Die Macht der Augen 

Auf das, was wir uns konzentrieren, das wird uns bestimmen.
„Meine Augen sehen stets auf den Herrn; denn er wird meinen Fuß aus dem Netze ziehen.“

Ps. 25, 15
Was bekommen unsere Augen ständig zu sehen? Das was unsere Augen aufnehmen, prägt unser Leben. Die Bilder, die uns vor Augen stehen bauen auf, oder reißen nieder.
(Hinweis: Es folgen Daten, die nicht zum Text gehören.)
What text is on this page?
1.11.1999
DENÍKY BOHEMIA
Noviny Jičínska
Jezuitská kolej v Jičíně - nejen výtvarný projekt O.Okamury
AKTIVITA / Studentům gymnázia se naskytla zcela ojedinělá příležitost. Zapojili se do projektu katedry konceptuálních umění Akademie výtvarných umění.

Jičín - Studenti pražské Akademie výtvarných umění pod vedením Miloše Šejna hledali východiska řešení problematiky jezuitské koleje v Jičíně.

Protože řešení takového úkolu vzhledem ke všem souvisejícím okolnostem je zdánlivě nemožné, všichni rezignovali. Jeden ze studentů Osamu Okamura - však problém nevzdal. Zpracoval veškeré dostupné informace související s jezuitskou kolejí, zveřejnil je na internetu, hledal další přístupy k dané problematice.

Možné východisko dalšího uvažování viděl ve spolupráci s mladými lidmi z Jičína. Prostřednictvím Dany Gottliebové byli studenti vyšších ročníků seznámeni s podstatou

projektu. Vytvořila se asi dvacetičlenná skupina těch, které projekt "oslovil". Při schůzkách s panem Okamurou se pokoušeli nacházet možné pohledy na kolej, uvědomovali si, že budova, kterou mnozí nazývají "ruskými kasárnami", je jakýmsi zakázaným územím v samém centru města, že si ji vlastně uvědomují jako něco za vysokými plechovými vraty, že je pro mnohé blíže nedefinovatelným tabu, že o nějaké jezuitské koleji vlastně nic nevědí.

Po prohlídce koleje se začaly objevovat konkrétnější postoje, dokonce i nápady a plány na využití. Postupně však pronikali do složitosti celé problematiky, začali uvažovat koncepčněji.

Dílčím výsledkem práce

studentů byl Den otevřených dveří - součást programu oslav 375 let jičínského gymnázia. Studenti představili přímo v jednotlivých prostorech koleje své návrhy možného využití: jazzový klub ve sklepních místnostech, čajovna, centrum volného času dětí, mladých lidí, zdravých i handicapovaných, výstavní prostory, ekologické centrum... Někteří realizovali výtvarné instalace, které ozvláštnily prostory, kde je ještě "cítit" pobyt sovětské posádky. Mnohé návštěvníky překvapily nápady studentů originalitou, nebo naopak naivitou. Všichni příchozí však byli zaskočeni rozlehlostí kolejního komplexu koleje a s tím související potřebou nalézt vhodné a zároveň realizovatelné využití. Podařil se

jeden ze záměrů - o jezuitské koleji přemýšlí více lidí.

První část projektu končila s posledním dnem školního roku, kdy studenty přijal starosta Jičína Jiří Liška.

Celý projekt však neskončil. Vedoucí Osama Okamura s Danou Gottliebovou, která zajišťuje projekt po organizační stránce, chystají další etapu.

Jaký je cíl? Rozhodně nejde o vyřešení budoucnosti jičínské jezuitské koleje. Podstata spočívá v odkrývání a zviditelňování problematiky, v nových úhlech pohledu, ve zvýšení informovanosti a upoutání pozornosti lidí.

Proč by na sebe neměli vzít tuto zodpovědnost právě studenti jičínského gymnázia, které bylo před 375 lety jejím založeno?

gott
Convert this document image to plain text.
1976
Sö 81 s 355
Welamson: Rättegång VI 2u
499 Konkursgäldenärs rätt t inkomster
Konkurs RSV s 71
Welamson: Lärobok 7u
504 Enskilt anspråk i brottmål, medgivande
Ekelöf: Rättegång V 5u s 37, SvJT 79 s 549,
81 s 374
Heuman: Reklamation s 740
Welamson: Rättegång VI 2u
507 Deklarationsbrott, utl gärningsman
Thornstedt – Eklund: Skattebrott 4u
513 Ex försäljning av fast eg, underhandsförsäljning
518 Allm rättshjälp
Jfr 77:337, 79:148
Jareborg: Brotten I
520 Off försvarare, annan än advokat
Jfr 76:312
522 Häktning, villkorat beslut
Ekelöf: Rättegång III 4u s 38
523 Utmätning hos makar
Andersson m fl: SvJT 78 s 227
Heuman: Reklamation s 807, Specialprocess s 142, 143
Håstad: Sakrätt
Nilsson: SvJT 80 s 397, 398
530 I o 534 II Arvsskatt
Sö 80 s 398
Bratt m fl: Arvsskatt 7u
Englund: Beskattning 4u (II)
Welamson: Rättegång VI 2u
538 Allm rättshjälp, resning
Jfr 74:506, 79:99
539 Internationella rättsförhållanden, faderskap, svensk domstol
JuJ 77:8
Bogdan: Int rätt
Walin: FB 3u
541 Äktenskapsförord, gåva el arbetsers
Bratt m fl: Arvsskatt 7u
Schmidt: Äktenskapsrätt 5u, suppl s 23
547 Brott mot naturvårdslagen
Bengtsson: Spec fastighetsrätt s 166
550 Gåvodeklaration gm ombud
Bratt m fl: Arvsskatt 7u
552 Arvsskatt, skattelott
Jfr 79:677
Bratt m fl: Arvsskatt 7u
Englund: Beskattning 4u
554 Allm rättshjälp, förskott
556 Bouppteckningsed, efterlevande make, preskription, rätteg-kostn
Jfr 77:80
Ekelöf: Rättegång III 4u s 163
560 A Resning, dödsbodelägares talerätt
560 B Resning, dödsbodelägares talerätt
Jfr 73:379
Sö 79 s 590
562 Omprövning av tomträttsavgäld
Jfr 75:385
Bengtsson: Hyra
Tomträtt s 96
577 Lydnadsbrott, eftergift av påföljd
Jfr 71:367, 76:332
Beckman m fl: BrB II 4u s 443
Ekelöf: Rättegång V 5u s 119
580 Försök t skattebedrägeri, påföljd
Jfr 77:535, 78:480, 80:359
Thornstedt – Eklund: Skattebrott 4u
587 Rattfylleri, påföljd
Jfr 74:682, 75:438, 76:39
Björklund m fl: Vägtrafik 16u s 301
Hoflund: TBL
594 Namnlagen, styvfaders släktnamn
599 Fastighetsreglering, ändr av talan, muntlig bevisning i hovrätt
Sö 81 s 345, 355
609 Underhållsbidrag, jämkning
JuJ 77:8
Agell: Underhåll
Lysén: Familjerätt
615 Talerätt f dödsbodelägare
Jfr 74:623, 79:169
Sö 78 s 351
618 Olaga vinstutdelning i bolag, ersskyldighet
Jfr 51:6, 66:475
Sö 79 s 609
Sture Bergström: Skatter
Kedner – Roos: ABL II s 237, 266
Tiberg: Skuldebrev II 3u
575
Wir kennen die Auswirkungen, wenn Kinder und Jugendliche ständig Computerspiele mit Gewaltvideos konsumieren. Da wird eine Kinderseele verformt. Das, was wir anschauen, bekommt Macht über uns. Die Werbung reizt darüber die Kaufentscheidung. 
Augenkontakt mit Gott prägt. Wer Gott aus dem Blick verliert, braucht sich nicht zu wundern, dass er nur noch Elend sieht. Im Sichtkontakt zu Gott, sehen wir Kraft, sehen wir Leben und Erneuerung. Da sehen wir das ganze Heilswerk Christi. Wo wir Christus sehen, wo das Wort im Blick steht, verliert der Schrecken seine Größe. Das, was über die Augen eingeht, gibt dem ganzen Menschen Hoffnung. Dort wo uns der Blick auf die Schmerzen den Mut raubt, führt der Christusblick darüber hinaus. Das, was wir ansehen, schafft entweder Zuversicht oder es macht uns fertig. Auf den Herrn sehen, stärkt den Glauben in uns. In diesem Sehen liegt Aufatmen. In diesem Sehen lassen wir Gottes Handlungen an uns zu. Wo wir auf das Kreuz und die Auferstehung schauen, stehen wir im Kraftfeld des Allmächtigen. Dieser Blick entscheidet, ob die Last unserer Tage uns fertig macht und gefangen nimmt, oder in aller Nacht ein Licht aufgeht. 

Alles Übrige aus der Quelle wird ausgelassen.